Wednesday, May 02, 2012

Heading Out To The Highway

China Road
by Rob Gifford

Country Driving
by Peter Hessler

A long road tells a story of its own. It can also serve as a means of telling another story, as Rob Gifford does in an effort to draw a bead on modern China.
The book's construct is simple: Gifford, closing his tour of duty as NPR correspondent in China, sets out from Shanghai on State Road 312, a 3,000-mile journey across the breadth of the land to its border with Kazakhstan.
It's an effective tool, carrying the reader from the teeming megalopolis to the dusty deserts of Chinas hinterland.
The book paints a picture of a country changing at a pace it's own people have trouble assimilating, and Giffords road effectively touches on those struggles, including the dislocations created by the mass migration toward cities and factories, the hopelessness of country life that helps drive it, pervasive corruption, the one-child policy, and the fate of ethnic minorities in outlying regions.
China Road, in my personal experience, suffers from only one major flaw for which it cannot be blamed: it was published in 2007. Given that relentless change is a primary theme of the book, one wonders if is also out-of-date. (The book itself grew out of an NPR series that ran in 2004).
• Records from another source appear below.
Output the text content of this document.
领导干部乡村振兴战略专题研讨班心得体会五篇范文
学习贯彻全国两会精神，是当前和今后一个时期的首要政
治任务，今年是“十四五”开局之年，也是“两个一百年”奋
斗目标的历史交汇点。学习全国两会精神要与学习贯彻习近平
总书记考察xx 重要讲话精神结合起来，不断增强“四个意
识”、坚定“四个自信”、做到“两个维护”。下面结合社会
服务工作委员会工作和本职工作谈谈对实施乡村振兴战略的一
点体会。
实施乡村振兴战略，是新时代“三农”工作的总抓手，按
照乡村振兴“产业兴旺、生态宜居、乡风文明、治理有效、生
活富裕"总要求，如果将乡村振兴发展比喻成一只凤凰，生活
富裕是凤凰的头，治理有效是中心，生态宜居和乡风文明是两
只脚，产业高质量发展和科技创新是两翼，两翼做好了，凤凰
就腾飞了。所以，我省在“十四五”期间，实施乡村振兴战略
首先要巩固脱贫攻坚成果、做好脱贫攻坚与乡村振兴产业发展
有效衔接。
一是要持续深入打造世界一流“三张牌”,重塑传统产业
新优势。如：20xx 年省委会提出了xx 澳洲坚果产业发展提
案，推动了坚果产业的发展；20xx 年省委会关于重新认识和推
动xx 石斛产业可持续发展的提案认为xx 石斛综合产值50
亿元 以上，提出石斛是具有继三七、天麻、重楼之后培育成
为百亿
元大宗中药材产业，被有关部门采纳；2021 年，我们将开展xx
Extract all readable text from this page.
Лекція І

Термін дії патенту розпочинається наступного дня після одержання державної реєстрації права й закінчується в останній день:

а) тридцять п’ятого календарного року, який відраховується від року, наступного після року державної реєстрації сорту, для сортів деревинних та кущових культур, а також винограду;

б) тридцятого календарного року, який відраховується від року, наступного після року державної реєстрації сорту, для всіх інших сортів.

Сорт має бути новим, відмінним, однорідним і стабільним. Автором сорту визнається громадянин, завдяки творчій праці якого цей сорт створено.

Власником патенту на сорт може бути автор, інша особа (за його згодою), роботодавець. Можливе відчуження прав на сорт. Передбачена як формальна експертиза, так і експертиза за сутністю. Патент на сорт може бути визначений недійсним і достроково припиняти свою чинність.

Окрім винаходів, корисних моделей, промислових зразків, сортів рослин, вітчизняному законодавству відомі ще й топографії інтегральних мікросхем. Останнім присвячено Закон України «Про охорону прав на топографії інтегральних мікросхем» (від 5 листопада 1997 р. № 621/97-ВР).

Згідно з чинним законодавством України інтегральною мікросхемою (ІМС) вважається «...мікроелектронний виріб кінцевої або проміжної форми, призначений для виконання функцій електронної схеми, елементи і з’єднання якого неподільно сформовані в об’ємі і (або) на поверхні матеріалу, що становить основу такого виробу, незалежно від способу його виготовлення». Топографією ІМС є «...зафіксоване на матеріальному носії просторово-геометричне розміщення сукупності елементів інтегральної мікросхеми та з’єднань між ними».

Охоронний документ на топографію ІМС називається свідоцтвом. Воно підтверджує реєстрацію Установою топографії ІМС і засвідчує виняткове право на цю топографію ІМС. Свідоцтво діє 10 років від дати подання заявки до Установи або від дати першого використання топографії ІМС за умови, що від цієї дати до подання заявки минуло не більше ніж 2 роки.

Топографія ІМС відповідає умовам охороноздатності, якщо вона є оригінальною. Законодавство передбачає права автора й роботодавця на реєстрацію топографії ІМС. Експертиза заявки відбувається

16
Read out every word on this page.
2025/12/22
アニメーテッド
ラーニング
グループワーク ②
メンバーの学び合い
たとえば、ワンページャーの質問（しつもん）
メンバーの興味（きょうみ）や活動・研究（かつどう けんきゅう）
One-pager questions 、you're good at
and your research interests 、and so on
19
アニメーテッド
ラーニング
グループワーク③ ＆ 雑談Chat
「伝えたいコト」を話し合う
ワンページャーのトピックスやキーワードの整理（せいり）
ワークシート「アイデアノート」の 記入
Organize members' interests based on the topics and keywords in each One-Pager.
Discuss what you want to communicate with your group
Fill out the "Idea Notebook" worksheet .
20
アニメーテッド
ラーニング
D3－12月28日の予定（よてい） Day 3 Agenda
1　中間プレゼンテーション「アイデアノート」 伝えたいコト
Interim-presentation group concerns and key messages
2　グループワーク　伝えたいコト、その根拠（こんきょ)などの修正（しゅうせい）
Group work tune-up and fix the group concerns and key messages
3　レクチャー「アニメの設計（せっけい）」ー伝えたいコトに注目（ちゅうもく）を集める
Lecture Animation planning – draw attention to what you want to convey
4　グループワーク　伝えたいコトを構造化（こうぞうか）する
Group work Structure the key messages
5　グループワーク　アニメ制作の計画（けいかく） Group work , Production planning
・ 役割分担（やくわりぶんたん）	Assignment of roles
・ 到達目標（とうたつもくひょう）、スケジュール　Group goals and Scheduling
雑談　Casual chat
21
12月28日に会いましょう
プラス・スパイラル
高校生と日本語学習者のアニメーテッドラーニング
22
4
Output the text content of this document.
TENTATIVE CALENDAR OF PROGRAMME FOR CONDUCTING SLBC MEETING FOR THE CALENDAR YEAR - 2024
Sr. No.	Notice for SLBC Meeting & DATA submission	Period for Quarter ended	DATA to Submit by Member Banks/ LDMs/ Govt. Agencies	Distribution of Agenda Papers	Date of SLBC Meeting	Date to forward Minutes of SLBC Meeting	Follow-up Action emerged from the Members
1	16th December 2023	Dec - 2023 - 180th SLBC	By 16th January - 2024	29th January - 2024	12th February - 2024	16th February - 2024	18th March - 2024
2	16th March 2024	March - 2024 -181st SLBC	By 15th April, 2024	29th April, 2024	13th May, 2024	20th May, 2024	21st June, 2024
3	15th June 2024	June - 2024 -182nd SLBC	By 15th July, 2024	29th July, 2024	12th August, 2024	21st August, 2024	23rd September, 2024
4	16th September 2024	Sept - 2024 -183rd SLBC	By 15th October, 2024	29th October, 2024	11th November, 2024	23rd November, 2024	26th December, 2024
By coming to 'China Road' so long after its publication I unfairly subjected to comparison with Hessler's 2010 'Country Driving,' another book that uses a road trip in China as a storytelling vehicle.
Gifford's straight-ahead journalistic approach is effective, but it's an unfair fight to compare it with Hessler's more literary non-fiction; 'Country Driving' is one of the best books of any kind I've read for years.
The titles not completely accurate.
The driving trip in question is one of the book's three parts. The other two detail Hessler's long-term experience as a part-time resident in a country village outside Beijing, and following the story of a single factory in southeastern China.
These two immersive experiences are at the heart of Hessler's book; the end result is insightful about the strengths and the weaknesses of Chinese society as it attempts to thrust itself into the First World. It also has a lot of heart.